By Milan Perera, Second Year English and Community Engagement
The relationship between Black history and the city of Bristol throughout history itself has often been tumultuous, from the transatlantic slave trade through to the chaotic bus boycotts in the sixties and to the St. Paul’s Race Riots in the eighties. From time-to-time there were shafts of hope that would appear through the dark clouds of despair such as the monumental Race Relations Act of 1965. To reflect on these matters at length in the wake of the Black History Month, Epigram had the pleasure of interviewing the Chair of the Black Students Network, Ijeoma Egbarin.
The Black Students Network is proud to be taking a leading role in organising a tightly packed schedule of engagements with Black History Month in mind ranging from film nights, drawing sessions to serious debates and historic walks. When asked of the importance of a Black History Month, Egbarin explained that it was about being heard, being seen and to instill a sense of validation among the Black Student community. The last campus-based Black History Month took place some two years ago due to the onset of Covid-19. From then on, some seismic events were triggered with the unlawful murder of George Floyd. The tremors of the devastating events that unfolded in May 2020 in Minneapolis were felt in the streets of Bristol. People took to the city centre and toppled down the monument to the slave trader, Edward Colston, in a powerful symbolic gesture as part of the Black Lives Matter Movement.
In Black and British, the historian David Olusoga traces back the History of Black people in the British Isles to the Roman Occupation and there is a plethora of documents relating to distinguished Black courtiers and musicians who thrived during the Tudor Period. Ijeoma firmly believes in highlighting lesser known facts such as these in order to educate others on the importance and significance of Black history.
The Black Students Network has joined forces with the History Society to organise two guided tours of the Bristol Slave Trade Walk on 23rd and 24th of October. This event retraces Bristol’s uneasy connection with one of the most harrowing episodes of recent human history and brings to light the wider ramifications of those tragic events.
After starting the academic year on the back end of a lengthy lockdown, this year’s Black History Month puts an added emphasis on mental health awareness. Events such as mingles have been organised to create a safe space to open up about personal experiences and to receive helpful feedback from a non-judgmental environment. ‘The stigma attached to mental health must be addressed’, Egbarin said, ‘especially among young Black men who unfortunately end up playing into the stereotypes by suffering in silence rather than seeking help.’
The aptly named Self-Care Sunday is another step towards the right direction with heartfelt conversations and affirmations. The Black Students Network acknowledges that there is an increased support for students who are experiencing mental health issues, but further stresses that more resources should be provided as students should never be left without mental health support.
The Draw ‘n’ Sip event held at the newly built Beckford Café, named after the co-founder of the St. Paul’s Carnival, Carmen Beckford, was a resounding success with attendance reaching full capacity. The relaxed space was a great opportunity for students to get to know one another over a pint while completing a painting.
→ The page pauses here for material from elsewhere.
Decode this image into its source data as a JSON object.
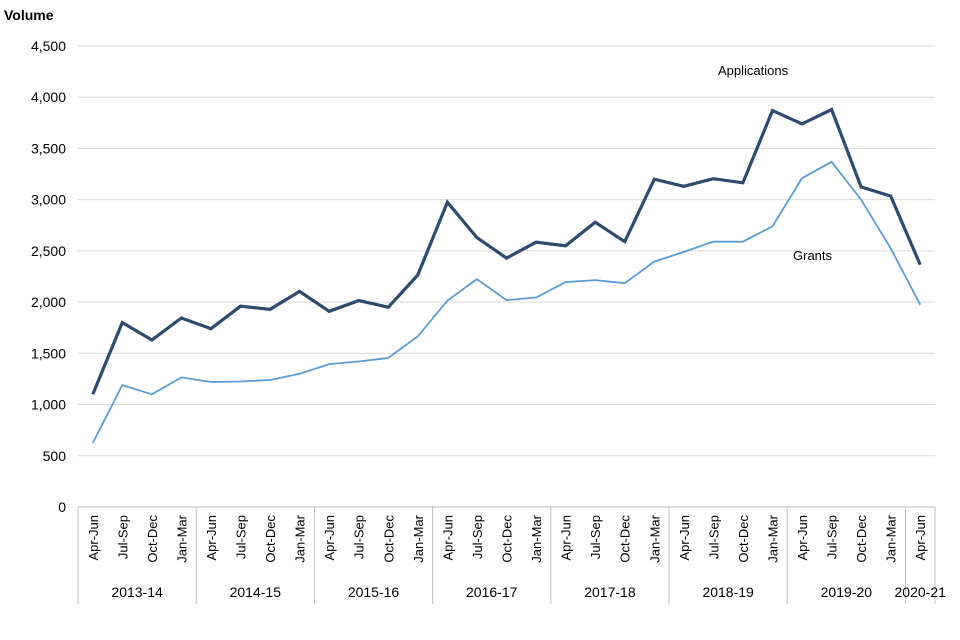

The Network works in close collaboration with community-based projects and organisations such as the Malcolm X Centre, the Afro-Caribbean Assembly, and the Black Socialists, hoping to bring far-reaching social changes to the Afro-Caribbean community of the city.
Epigram also had the opportunity to speak to Hilary Frank-Ito from the Postgraduate Union. Frank-Ito, who is originally from Nigeria, acknowledges that there has been increased awareness on issues surrounding Black and other Ethnic Minorities, largely due to the concerted efforts of solidarity movements such as Black Lives Matter. He welcomed the reforms that were put in place in many educational and other public sector institutions, but further reiterated that many of these reforms are nothing but face-saving cosmetic solutions that fail to address the heart of the issue. He believes that a coherent strategy to confront the issues ethnic minorities are facing on a day-to-day basis such as housing, good health care, employment and access to education should be implemented.
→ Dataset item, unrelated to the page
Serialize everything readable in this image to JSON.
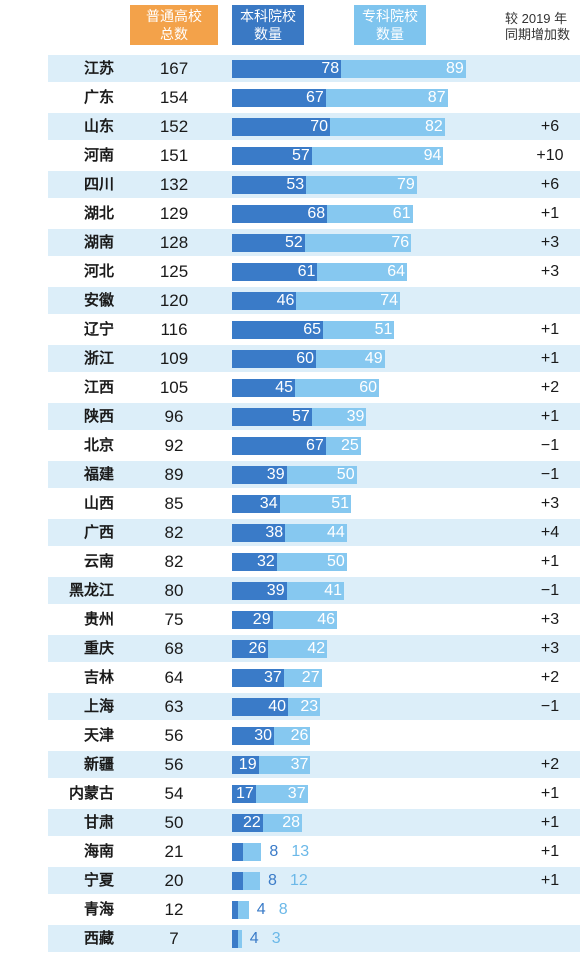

Be More Empowered (BME) for Success scheme, launched by the University of Bristol, aims to tackle these issues and help celebrate the successes of Bristol students from BAME backgrounds. The scheme employs current BAME students and trains them to work with both staff and students to understand the challenges faced by the BAME community.
The road towards long-term progress certainly has many obstacles along the way, but the future seems bright in moving towards greater education of Black history and inclusivity of all students on campus. The necessity of building on the current success is of paramount importance in order to create long-lasting change.